My weekend has been filled with violence courtesy of my little niece who firmly believes that beating up her uncle is the greatest thing in the world. Man, five-year-old little girls can seriously do some damage. Jeez.
This week I chucked out my review for Close to the Sun, an intriguing game set in an alternate timeline where Nikola Tesla has become the richest man in the world. With all that wealth he constructed a huge ship called the Helios and then packed it with the greatest minds in the world. Of course, things go wrong, people die and we get to explore the ship in order to find out what went wrong.
All said and done I really enjoyed Close to the Sun, but the ending left me feeling entirely unsatisfied and the tension that was so well concocted early on fizzled out. Go check out my review for the rest of my thoughts.
I also put out another Patch Notes, this time talking about Randy Pitchford having a small meltdown and Valve’s brand new VR headset.
So I’ve been putting some time into Days Gone and so far I’d have to say it’s pretty damn good, though the opening couple of hours don’t do it any favours. But what I wanted to talk about here is what’s up with the bikes? Or my exactly, why is everybody on bikes and why are they all choppers? I mean, I’m totally on-board with having a bike in a zombie apocalypse, but a chopper is the worst choice possible. They’re clumsy, hard to move around and suck for off-roading. Yet everyone is riding them, with not a dirt-bike in sight. Weirder is how the roads are littered with cars and especially chunky 4x4s that would be superb for mowing down Freakers. Why does nobody drive those as well? I don’t think the game ever tries to explain it, either. Huh.
My Mortal Kombat 11 review should be up in the next few days, so I won’t say too much about it. I’ve actually had to re-write a chunk of the review due to some of the recent updates, which is a good thing because the game has been improved.
I’d also recommend checking out Kasual to Kompetitive, a handy guide to the game that you can find below. There’s a series of these videos, and once you’ve watched this one you should go and look at their combo guide.

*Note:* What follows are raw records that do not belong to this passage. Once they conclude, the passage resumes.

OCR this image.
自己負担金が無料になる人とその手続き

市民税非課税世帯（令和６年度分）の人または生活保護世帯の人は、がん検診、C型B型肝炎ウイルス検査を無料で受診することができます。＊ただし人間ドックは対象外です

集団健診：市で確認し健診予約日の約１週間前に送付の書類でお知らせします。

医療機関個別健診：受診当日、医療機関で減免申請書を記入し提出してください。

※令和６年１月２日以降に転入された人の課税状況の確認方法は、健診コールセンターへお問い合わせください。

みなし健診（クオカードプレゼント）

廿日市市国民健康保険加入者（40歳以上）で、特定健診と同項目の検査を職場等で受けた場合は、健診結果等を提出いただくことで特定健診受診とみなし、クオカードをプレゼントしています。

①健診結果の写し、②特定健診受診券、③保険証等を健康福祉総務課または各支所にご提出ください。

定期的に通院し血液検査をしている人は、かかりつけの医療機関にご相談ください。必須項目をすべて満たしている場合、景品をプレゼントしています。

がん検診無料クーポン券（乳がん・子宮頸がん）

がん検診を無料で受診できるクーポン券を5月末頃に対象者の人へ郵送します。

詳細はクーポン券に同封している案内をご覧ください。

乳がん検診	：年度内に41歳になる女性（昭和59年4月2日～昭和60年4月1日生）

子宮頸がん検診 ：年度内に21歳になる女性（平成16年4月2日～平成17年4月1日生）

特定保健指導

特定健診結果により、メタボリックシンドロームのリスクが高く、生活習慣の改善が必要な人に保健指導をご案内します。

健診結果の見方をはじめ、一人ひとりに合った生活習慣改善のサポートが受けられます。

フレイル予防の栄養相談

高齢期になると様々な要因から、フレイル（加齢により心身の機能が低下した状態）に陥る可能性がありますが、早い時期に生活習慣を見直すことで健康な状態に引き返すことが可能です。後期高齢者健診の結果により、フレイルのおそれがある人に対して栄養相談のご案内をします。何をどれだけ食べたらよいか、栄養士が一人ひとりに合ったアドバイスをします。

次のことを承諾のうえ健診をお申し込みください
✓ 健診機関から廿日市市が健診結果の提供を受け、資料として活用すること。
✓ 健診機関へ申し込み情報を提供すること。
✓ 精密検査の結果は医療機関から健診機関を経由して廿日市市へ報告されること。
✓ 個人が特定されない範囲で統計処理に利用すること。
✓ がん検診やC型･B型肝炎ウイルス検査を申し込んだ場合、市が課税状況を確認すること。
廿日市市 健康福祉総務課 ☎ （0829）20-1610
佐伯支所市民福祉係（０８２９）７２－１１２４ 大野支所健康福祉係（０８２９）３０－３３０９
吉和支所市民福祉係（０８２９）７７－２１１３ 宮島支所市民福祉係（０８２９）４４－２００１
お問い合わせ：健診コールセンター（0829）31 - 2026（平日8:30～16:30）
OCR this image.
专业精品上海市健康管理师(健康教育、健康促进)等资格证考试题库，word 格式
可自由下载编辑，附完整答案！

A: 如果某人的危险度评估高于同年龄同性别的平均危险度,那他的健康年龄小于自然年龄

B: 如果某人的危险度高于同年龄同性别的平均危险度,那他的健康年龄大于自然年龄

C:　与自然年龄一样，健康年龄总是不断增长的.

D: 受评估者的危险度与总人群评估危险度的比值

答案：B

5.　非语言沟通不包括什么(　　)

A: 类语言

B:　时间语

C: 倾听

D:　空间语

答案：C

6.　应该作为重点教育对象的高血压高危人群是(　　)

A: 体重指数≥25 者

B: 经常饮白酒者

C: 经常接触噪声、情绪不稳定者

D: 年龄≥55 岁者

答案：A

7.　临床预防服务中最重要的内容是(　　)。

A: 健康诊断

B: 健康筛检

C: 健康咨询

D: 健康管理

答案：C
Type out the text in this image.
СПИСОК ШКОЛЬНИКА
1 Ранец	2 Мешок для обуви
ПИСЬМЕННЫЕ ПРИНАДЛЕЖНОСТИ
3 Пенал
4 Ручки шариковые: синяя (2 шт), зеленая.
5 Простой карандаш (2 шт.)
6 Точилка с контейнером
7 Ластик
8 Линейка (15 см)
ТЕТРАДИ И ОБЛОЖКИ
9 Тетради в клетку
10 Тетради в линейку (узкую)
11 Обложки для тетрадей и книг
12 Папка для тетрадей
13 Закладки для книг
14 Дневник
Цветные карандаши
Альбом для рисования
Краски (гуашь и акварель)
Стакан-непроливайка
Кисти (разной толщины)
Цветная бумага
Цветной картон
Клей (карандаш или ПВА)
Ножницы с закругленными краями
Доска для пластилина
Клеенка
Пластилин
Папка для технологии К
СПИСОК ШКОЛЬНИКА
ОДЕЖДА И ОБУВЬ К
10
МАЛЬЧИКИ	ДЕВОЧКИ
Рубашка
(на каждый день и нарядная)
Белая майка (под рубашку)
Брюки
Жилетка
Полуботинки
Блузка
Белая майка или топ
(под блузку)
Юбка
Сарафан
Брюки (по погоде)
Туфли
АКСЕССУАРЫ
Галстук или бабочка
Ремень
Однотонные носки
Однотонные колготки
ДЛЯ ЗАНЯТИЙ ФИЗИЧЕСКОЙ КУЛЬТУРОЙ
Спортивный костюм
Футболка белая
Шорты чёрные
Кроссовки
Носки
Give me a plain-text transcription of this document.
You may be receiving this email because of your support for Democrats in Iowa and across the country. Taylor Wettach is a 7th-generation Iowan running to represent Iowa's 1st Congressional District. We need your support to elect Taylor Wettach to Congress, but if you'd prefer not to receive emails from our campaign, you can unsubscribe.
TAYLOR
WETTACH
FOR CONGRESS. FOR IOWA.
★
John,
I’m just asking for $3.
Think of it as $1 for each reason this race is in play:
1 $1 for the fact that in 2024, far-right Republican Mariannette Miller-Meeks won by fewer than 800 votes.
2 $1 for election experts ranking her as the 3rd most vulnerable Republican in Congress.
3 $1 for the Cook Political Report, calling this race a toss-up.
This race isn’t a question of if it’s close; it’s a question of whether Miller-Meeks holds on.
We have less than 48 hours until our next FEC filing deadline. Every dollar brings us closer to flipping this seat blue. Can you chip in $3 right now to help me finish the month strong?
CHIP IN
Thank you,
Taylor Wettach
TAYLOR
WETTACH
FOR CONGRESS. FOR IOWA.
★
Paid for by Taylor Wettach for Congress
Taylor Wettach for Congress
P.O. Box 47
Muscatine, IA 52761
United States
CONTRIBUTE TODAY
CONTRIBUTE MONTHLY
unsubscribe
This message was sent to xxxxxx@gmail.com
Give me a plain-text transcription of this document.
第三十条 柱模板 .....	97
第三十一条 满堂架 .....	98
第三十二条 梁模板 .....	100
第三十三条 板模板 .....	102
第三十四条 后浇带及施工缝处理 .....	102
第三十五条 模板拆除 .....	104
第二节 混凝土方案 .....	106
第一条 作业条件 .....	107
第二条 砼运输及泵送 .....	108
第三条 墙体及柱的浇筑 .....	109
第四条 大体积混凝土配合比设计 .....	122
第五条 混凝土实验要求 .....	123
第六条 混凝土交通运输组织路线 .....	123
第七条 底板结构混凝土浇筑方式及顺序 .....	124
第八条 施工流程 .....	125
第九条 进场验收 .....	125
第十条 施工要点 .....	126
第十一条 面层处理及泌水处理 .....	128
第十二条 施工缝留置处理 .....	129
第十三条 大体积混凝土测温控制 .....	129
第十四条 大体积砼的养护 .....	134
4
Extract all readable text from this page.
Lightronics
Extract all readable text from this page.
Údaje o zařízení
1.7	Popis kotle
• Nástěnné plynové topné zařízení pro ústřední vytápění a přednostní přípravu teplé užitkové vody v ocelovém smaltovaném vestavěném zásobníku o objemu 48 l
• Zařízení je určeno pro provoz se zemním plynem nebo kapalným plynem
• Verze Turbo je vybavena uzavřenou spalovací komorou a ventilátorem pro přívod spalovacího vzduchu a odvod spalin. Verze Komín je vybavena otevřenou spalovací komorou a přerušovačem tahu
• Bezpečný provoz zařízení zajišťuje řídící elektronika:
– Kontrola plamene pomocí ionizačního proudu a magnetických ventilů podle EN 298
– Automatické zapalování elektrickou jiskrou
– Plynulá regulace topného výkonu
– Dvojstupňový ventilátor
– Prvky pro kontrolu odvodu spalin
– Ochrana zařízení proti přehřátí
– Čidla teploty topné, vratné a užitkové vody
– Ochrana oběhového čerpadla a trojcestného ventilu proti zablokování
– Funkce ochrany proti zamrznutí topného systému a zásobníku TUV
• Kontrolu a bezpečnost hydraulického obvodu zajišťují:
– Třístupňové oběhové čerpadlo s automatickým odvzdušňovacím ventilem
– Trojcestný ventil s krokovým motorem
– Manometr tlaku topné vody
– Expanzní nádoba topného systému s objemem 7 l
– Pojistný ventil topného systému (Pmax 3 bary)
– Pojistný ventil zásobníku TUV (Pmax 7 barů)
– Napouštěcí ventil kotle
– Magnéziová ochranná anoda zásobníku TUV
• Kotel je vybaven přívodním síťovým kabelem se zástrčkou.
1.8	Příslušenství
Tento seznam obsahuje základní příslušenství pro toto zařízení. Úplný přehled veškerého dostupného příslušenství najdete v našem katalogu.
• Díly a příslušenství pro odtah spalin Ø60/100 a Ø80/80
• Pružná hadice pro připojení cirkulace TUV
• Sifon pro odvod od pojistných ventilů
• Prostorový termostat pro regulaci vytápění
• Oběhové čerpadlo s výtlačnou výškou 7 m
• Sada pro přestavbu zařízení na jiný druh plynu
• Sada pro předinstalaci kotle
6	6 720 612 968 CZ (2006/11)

Obviously last week Game of Thrones aired the third episode in the final season. Its fair to say that opinions were somewhat divided. I’m going to offer up some quick thoughts on it, so be warned we’re going into spoiler territory.
First, let’s tackle the Night King himself. I agree with the general feeling that after 8 seasons of build it was a shame to see him go out so…quickly. I’m not upset about Jon Snow not fighting him head-on, though. While it would have been cool to see, it wasn’t something I assumed would happen. Plus, we don’t even know if the Night King was any good with a blade. We never saw him fight, and he seemed disinterested in doing so. He shrugged off Jon’s challenge earlier in the episode, after all. He may never have had to properly fight one-on-one. He has no reason to.
With that said, Arya was a bit of a surprise, but a welcome one in my eyes. I like how they used the episode to remind of us of her various skills. I really enjoyed the library sequence and how she was shown to be so quiet that it was a drop of blood that eventually gave her away. The callback to her to move against Brienne from last season was also superb, and I liked that she snuck up on Jon in the exact same place the episode prior.
But man, the Night King needs to get himself some better bodyguards. The white walker generals kind of suck. At everything. Not only do we never see them do anything, they failed to protect their master from the small blur of a girl.
Speaking of useless, what the fuck Bran. Just…man, you’re useless.
A lot of people are unhappy with the idea of Cersei and the battle for the throne being the final boss fight in Game of Thrones, assuming that the Night King story is actually over. I think I’m okay with it because I had always figured that the battle for the throne would probably be the finale. Game of Thrones, at least the TV show, has always been about two storylines: winter coming, and political backstabbing. Realistically, the threat of the walkers had to be dealt with first. Although I have to admit that having the North tackle Cersei first then trying to hold off the Night King with a shattered army would have been cool.
As for the rest of the episode, I did notice that a lot of people found it too dark. It’s a valid complaint, I reckon, but personally the darkness worked for me. I loved that you couldn’t see the undead until they were right on top of people. It gave the battle a horror tinge.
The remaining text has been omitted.